Maghreb vs Mashreq. La guerre des clichés Si les réactions aux clichés renvoyés par les pays arabes sont plus épidermiques chez nos compatriotes, c'est aussi parce que le Maroc a souvent été considéré par ces pays comme une pièce rapportée de la Oumma. Mélange des cultures et des civilisations, à la fois arabes, juives et berbères, sa langue hybride et sa flopée de traditions lui confèrent un statut particulier aux yeux des pays frères. Ce que nous considérons aujourd'hui comme une richesse a fait l'objet d'une éternelle ritournelle, opposant un Mashreq savant, arabe jusqu'au bout des ongles, à un Maghreb barbare et bâtard. Au XIème siècle, le philosophe et historien andalou Ibn Hazm écrivait déjà : “Je suis le soleil qui brille au firmament de la sagesse/ Mon unique défaut est d'être né en Occident (Maghreb)/ Si je m'étais levé au firmament de l'Orient (Mashreq)/ Rien ne serait perdu de ma renommée”. Hier canard boiteux aux yeux des érudits orientaux, repaire de stupre et de sorcellerie aujourd'hui, le Maroc a gagné en savants, écrivains et puits de science, mais ne s'estime pas assez reconnu pour ça. Si les clichés contemporains ulcèrent les Marocains, c'est aussi parce que leur pays “est un arbre dont les racines plongent en Afrique et qui respire par ses feuilles en Europe”, dixit Hassan II. Se considérant comme l'un des pays arabes les plus ouverts, le Maroc, pointe la plus occidentale du monde arabe, invoque sa particularité et singularité et l'oppose…aux pays des “Hwala” (moutons). Comprenez les Moyen-orientaux, jugés arriérés, obsédés et corpulents, dont la seule qualité serait d'être riches et d'avoir du pétrole. Un cliché pour un autre, en somme...
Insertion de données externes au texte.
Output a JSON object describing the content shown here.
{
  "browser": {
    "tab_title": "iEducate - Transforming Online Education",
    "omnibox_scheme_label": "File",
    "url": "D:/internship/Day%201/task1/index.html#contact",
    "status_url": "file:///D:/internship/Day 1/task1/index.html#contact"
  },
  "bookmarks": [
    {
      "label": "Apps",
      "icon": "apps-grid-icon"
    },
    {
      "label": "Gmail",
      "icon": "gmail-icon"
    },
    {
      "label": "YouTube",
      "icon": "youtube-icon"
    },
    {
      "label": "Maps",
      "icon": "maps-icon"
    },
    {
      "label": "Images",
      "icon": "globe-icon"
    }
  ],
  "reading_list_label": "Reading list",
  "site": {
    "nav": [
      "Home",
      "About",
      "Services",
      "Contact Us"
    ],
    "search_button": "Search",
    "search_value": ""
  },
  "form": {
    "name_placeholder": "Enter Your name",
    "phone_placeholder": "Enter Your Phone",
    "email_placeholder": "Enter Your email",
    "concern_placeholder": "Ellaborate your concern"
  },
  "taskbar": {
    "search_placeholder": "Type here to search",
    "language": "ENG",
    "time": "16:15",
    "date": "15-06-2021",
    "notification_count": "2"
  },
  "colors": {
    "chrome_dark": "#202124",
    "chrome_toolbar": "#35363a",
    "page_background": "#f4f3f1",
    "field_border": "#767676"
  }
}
Algérie. Maghreb United Nos voisins sont souvent ceux qui nous connaissent le mieux. Les préjugés sur les Marocains existent en Algérie aussi et ne sont pas différents de ceux qu’a le reste du monde (prostitution et drogue). Mais les Algériens sont sans conteste ceux qui nous renvoient une image plus nuancée de ce que nous sommes. Sans concessions sur certains aspects, ils ne tarissent pas d’éloges sur leur voisin marocain. “Pour l’Algérien, le Marocain est un être bienveillant et accueillant. Il sait se faire discret. Il n’est pas un révolté et a même une tendance à accepter l’état de soumission”, nous explique le journaliste algérien Chafaa Bouaiche. Les principaux reproches que nous font nos voisins portent sur le baisemain royal, qu’ils considèrent comme dégradant, ou encore sur notre tropisme prononcé pour l’Occident. Mais les clichés sur les Marocains ne sont pas nombreux : “Les Algériens, en plus de se sentir très proches des Marocains, ont tendance à considérer que leurs voisins vivent mieux qu’eux et qu’ils n’ont pas, malgré le pétrole, de bonnes raisons de se moquer d’eux”, analyse Bouaiche. Quant à la question du Sahara, elle n’a pas de réelle incidence sur la perception qu’ont les Algériens des Marocains. “C’est dans la presse algérienne qu’il y a une tendance pavlovienne à appréhender le Maroc par le prisme de la question du Sahara (il en est de même pour une partie de la presse marocaine) et c’est dans ce métier que l’on a tendance à reproduire le plus de clichés”, conclut Bouaiche.